The problem with robbing the military budget for the wall? Just look at the flooded airbase in Nebraska

On Monday, President Trump discovered a real emergency — he tweeted about flooding and other severe weather that had devastated the parts of the Plains states and the Midwest. In this light, the fallacy of his non-emergency border emergency should have been obvious: Plundering the piggy bank for his wall means that when it comes time to fix real damage across the region, the money won’t be there.

Take, for example, Offutt Air Force Base in Nebraska. The flooding that ransacked much of the state inundated the base’s runway and dozens of buildings, leaving about a third of the base waterlogged.

Offutt is also home of the U.S. Strategic Command with the weighty and quite important responsibility of overseeing air defense and the country’s nuclear arsenal. It also hosts the planes that make up the airborne command center for use in case of a nuclear war. Those operations are vital to U.S. interests.

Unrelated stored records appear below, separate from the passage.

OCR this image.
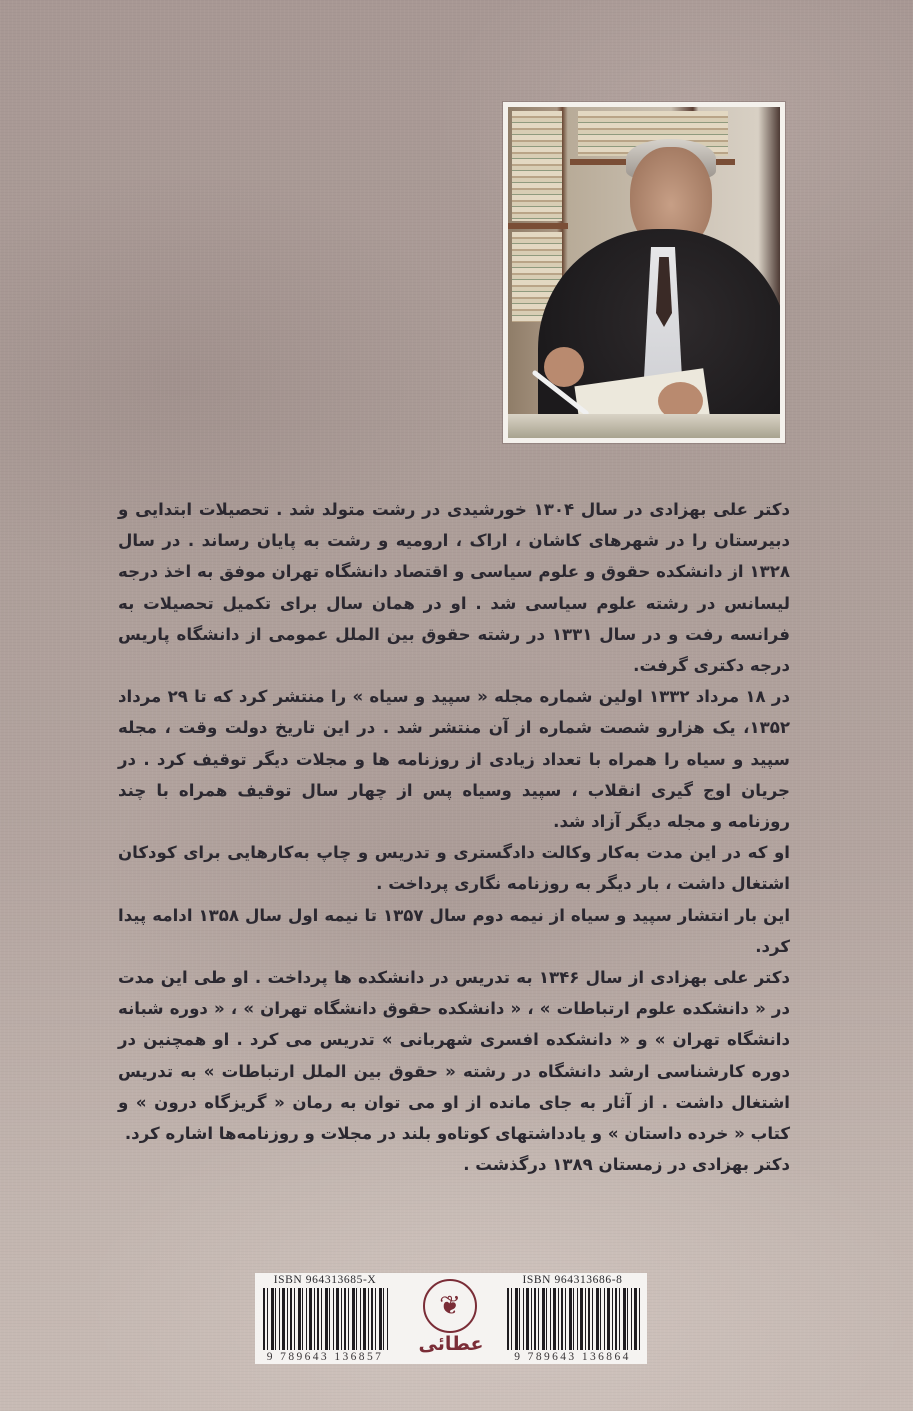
دکتر علی بهزادی در سال ۱۳۰۴ خورشیدی در رشت متولد شد . تحصیلات ابتدایی و دبیرستان را در شهرهای کاشان ، اراک ، ارومیه و رشت به پایان رساند . در سال ۱۳۲۸ از دانشکده حقوق و علوم سیاسی و اقتصاد دانشگاه تهران موفق به اخذ درجه لیسانس در رشته علوم سیاسی شد . او در همان سال برای تکمیل تحصیلات به فرانسه رفت و در سال ۱۳۳۱ در رشته حقوق بین الملل عمومی از دانشگاه پاریس درجه دکتری گرفت.

در ۱۸ مرداد ۱۳۳۲ اولین شماره مجله « سپید و سیاه » را منتشر کرد که تا ۲۹ مرداد ۱۳۵۲، یک هزارو شصت شماره از آن منتشر شد . در این تاریخ دولت وقت ، مجله سپید و سیاه را همراه با تعداد زیادی از روزنامه ها و مجلات دیگر توقیف کرد . در جریان اوج گیری انقلاب ، سپید وسیاه پس از چهار سال توقیف همراه با چند روزنامه و مجله دیگر آزاد شد.

او که در این مدت به‌کار وکالت دادگستری و تدریس و چاپ به‌کارهایی برای کودکان اشتغال داشت ، بار دیگر به روزنامه نگاری پرداخت .

این بار انتشار سپید و سیاه از نیمه دوم سال ۱۳۵۷ تا نیمه اول سال ۱۳۵۸ ادامه پیدا کرد.

دکتر علی بهزادی از سال ۱۳۴۶ به تدریس در دانشکده ها پرداخت . او طی این مدت در « دانشکده علوم ارتباطات » ، « دانشکده حقوق دانشگاه تهران » ، « دوره شبانه دانشگاه تهران » و « دانشکده افسری شهربانی » تدریس می کرد . او همچنین در دوره کارشناسی ارشد دانشگاه در رشته « حقوق بین الملل ارتباطات » به تدریس اشتغال داشت . از آثار به جای مانده از او می توان به رمان « گریزگاه درون » و کتاب « خرده داستان » و یادداشتهای کوتاه‌و بلند در مجلات و روزنامه‌ها اشاره کرد.

دکتر بهزادی در زمستان ۱۳۸۹ درگذشت .

ISBN 964313685-X
9 789643 136857
❦
عطائی
ISBN 964313686-8
9 789643 136864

Although the base seems to have been able to maintain essential operations, the extent of the damage to facilities won’t be clear until the water recedes and will likely cost billions of dollars to repair. But funds from the military construction budget — the pot of money slated for such repairs — are being diverted for Trump’s wall at the southern border. That has already sparked concerns that efforts to rebuild other bases after previous storms would be stalled.

Despite those concerns, Trump is bent on pulling what money he can get for the wall with acting Secretary of Defense Patrick Shanahan providing a proposed “hit list” of Pentagon projects to Congress on Monday.

Seizure of these funds from the military might seem like a quick fix for the problem of congressional unwillingness to support the border wall. In the long run, however, the loss of construction funds leaves the military unprepared to meet real threats from rogue nations like North Korea and rival world powers like China. At least in theory, it leaves little wiggle room when real emergencies arise.

Of course, in the sad, cynical world of Washington budgeting, that could be the whole point. Congress will now be forced to provide money to deal with a real emergency, because the money originally dedicated to that purpose has been diverted to a phony one.